Maja T. soll sich an den Taten »teils als Aufpasser, teils als Angreifer beteiligt« haben. Marchesi werden zwei Angriffe zur Last gelegt. Vier Anschläge seien einen Tag vor und ein weiterer einen Tag nach den rechtsextremen Veranstaltungen am 11. Februar 2023 durchgeführt worden. Unter den Opfern waren ungarische und ausländische Staatsbürger, unter ihnen über Grenzen hinweg bekannte Neonazis, sechs von ihnen sollen schwere Verletzungen erlitten haben. Laut Staatsanwaltschaft hätten auch leichtere Verletzungen das Potenzial gehabt, lebensbedrohlich zu sein.

Die Anklage fordert, das Verfahren gegen Maja T. und Marchesi mit einem bereits laufenden Verfahren vor dem Stadtgericht Budapest zu verbinden. Dort wurde die Strafe für Tobias E. aus Jena nach einem Geständnis auf ein Jahr und zehn Monate reduziert. Nach seiner Entlassung im Dezember wurde er jedoch am Flughafen in Frankfurt erneut festgenommen, um ihm in Deutschland wegen weiterer Taten im »Antifa-Ost-Komplex« den Prozess zu machen.

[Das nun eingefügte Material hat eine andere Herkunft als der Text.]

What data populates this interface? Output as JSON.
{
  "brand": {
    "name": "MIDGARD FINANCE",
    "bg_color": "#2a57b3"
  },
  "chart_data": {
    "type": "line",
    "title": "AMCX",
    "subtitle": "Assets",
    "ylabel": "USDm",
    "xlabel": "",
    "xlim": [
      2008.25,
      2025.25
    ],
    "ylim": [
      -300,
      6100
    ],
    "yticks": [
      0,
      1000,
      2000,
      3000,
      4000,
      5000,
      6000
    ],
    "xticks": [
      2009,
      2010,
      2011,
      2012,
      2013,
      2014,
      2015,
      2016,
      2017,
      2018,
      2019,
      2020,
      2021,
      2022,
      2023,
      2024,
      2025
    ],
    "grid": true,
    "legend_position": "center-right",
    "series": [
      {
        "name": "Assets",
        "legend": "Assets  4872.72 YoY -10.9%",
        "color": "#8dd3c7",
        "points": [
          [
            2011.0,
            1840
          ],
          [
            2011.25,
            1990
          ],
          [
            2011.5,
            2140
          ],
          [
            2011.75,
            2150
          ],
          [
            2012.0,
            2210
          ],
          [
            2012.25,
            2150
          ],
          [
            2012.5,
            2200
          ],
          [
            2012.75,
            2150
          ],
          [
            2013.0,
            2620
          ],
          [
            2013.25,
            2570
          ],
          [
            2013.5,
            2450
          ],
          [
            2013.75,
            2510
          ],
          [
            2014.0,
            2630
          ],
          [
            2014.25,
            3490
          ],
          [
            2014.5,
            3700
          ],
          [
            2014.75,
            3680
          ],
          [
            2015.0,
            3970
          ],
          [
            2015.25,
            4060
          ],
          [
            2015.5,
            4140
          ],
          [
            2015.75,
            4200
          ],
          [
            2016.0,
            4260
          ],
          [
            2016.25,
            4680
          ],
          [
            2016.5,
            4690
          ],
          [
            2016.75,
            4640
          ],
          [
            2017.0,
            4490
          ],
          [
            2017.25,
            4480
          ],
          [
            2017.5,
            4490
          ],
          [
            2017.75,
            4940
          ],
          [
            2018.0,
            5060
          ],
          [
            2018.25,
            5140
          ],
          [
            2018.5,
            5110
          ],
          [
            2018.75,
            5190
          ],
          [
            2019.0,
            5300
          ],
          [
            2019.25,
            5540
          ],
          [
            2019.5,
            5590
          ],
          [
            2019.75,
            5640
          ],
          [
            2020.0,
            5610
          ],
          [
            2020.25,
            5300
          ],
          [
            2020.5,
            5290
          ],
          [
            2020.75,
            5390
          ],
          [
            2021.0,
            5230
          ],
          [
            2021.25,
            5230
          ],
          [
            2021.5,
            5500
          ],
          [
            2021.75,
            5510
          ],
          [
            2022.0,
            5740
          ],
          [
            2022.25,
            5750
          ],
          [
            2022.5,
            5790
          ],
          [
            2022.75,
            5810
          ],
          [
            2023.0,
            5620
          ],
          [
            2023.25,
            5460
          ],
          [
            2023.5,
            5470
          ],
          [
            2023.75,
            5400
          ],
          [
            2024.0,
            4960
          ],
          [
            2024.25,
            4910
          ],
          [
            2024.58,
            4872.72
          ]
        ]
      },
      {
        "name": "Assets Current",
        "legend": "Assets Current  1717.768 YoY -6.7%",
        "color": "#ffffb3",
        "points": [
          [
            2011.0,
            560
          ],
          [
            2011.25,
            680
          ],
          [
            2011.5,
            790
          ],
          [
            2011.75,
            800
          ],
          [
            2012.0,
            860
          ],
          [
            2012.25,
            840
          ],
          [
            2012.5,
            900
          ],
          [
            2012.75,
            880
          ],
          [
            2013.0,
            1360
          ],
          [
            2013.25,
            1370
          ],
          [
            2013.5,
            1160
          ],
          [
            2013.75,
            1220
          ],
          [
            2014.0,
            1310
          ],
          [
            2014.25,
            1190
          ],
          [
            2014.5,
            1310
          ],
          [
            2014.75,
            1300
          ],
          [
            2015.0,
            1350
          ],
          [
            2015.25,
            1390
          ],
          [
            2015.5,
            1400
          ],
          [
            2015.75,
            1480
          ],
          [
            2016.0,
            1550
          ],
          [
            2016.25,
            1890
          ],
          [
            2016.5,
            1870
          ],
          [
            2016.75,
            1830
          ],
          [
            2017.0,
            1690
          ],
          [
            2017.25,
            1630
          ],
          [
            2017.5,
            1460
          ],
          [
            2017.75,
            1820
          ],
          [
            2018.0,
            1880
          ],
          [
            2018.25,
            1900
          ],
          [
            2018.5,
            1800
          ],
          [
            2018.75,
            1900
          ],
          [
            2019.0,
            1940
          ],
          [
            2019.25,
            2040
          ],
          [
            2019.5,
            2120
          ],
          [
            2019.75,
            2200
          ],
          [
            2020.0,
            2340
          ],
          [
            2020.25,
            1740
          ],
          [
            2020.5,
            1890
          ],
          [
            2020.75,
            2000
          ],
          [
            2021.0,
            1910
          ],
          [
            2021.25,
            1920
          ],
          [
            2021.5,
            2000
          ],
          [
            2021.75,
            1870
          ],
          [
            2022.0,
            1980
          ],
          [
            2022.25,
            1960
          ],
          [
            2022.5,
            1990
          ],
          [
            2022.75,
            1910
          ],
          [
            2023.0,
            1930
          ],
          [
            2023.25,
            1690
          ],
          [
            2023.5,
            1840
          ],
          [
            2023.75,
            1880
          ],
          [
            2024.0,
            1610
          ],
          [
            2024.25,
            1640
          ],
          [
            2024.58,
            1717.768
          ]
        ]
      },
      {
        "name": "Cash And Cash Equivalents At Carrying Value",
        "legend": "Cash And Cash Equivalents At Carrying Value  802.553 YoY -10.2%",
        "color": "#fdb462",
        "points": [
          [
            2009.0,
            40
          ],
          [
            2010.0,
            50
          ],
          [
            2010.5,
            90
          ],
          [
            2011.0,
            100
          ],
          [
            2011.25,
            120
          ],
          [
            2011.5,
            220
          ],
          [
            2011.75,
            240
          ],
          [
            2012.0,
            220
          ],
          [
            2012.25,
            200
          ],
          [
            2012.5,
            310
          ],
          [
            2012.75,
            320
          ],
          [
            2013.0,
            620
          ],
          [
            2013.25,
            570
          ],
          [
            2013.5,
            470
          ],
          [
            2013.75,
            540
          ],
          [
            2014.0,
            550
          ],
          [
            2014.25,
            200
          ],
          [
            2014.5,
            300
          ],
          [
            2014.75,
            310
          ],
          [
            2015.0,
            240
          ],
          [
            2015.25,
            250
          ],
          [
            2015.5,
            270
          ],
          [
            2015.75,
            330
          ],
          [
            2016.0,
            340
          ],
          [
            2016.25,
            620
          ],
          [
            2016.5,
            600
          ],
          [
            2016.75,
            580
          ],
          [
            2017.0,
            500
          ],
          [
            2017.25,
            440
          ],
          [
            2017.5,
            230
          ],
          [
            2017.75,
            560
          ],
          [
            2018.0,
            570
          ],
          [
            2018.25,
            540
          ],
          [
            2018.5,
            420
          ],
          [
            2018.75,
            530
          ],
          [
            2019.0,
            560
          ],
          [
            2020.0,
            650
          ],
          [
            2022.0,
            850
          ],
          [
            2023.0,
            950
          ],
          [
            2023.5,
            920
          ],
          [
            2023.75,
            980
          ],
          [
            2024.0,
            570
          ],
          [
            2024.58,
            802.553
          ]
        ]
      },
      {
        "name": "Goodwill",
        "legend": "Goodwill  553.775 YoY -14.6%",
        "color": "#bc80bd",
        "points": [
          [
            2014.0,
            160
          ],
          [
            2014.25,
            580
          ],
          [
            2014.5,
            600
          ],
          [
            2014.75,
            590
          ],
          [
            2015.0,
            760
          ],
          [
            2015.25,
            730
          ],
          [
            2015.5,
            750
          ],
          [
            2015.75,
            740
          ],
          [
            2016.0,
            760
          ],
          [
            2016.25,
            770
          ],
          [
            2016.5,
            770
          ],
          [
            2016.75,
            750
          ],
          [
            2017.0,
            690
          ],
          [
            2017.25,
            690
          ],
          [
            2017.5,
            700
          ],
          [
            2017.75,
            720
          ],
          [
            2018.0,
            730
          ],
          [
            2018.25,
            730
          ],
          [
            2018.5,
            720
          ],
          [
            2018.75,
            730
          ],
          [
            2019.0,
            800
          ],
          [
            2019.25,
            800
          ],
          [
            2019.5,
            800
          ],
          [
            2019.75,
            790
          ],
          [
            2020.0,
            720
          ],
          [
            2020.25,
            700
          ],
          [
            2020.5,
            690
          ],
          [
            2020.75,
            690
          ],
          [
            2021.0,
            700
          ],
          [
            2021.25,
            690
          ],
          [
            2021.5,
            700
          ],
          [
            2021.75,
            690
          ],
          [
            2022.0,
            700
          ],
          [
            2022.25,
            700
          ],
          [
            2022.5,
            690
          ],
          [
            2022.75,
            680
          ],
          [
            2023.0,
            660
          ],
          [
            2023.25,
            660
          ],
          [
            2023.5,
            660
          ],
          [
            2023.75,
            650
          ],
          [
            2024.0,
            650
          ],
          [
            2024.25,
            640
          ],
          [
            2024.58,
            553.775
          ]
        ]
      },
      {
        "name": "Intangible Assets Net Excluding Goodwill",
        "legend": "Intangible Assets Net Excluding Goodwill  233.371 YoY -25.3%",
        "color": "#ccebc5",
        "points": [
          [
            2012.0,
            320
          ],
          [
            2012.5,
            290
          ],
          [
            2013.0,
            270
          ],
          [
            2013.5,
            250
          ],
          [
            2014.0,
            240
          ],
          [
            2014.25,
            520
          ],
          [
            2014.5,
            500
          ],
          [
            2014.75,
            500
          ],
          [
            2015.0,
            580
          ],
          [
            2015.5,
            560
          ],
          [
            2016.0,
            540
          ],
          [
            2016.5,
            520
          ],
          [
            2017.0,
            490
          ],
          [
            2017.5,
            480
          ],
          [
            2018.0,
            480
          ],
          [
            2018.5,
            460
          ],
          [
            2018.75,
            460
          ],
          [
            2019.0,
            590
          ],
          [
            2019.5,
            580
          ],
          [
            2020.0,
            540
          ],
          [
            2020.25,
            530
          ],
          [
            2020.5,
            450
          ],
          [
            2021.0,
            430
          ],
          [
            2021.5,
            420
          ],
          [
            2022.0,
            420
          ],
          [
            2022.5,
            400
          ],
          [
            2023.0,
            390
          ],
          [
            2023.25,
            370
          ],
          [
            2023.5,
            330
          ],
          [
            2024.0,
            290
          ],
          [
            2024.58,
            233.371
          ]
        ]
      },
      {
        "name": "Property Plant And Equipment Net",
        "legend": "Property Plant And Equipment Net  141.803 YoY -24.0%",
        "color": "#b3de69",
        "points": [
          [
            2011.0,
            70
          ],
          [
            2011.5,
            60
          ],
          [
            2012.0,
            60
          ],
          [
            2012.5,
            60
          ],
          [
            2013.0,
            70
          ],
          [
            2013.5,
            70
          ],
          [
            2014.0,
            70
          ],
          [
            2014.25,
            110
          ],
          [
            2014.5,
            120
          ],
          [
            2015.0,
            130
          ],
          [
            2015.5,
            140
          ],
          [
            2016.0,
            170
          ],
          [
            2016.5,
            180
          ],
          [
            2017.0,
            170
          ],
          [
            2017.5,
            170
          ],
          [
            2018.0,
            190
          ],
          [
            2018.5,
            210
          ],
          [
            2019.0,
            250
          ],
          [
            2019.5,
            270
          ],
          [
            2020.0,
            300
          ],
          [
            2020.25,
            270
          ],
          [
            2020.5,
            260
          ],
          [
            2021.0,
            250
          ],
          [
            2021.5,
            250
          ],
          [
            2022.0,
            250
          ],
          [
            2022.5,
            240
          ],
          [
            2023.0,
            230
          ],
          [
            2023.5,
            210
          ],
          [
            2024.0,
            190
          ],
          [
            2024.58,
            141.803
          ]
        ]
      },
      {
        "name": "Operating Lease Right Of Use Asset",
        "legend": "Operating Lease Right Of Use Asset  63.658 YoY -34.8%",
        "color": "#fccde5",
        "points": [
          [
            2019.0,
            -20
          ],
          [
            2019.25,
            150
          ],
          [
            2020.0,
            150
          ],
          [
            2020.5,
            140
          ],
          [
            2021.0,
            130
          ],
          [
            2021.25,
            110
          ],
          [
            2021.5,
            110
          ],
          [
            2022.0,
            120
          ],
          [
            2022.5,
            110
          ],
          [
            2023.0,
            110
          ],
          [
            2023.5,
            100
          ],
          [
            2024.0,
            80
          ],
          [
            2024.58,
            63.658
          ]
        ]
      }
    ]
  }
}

Auch Anna M. aus Deutschland, die Haftverschonung erhielt, sowie Ilaria Salis aus Italien sind im »Budapest-Komplex« angeklagt. Salis wurde nach 15 Monaten Untersuchungshaft im Mai 2024 freigelassen, nachdem sie ins EU-Parlament gewählt wurde. Ungarn hat jedoch inzwischen die Aufhebung ihrer Immunität beantragt.

Zuletzt wurde kurz vor Weihnachten in Paris der albanischstämmige Gino festgenommen. Über seine Auslieferung wird am 18. Januar entschieden. Insgesamt gibt es im »Budapest-Komplex« 14 Beschuldigte, von denen viele untergetaucht sind. Sie würden sich aber stellen, sofern ihnen die deutsche Justiz einen fairen Prozess in Deutschland statt in Ungarn zusichert.

Eine Berliner Soligruppe für die Gefangenen äußerte am Montag Fassungslosigkeit über die Anklage gegen Maja T. Die Justiz mache mit Angeboten für Einlassungen Druck, um die Beschuldigten zu brechen. »15 Jahre sind in Deutschland das Strafmaß für ›lebenslänglich‹. 14 Jahre sind mehr als die Hälfte von Majas bisherigem Leben«, schreibt die Gruppe.

Anwalt Richwin beschrieb die Bedingungen in der Budapester Untersuchungshaft als belastend: künstliches Licht, Isolation, schlechtes Essen und Ungeziefer in den Zellen, die mit Chemikalien behandelt und von den Insassen anschließend ungelüftet wieder bezogen werden müssten. Besuche wurden verweigert oder erschwert. Maja T. habe ein Dokument unterschreiben sollen, wonach ihre Anwälte sie nicht besuchen sollen. Erst nach Eingaben des deutschen Konsulats sei eine ständige Videoüberwachung beendet worden. Diskriminierende Äußerungen gegen die transgeschlechtliche Maja T. hätten laut Richwin mittlerweile abgenommen – wohl wegen der internationalen Aufmerksamkeit für den Fall.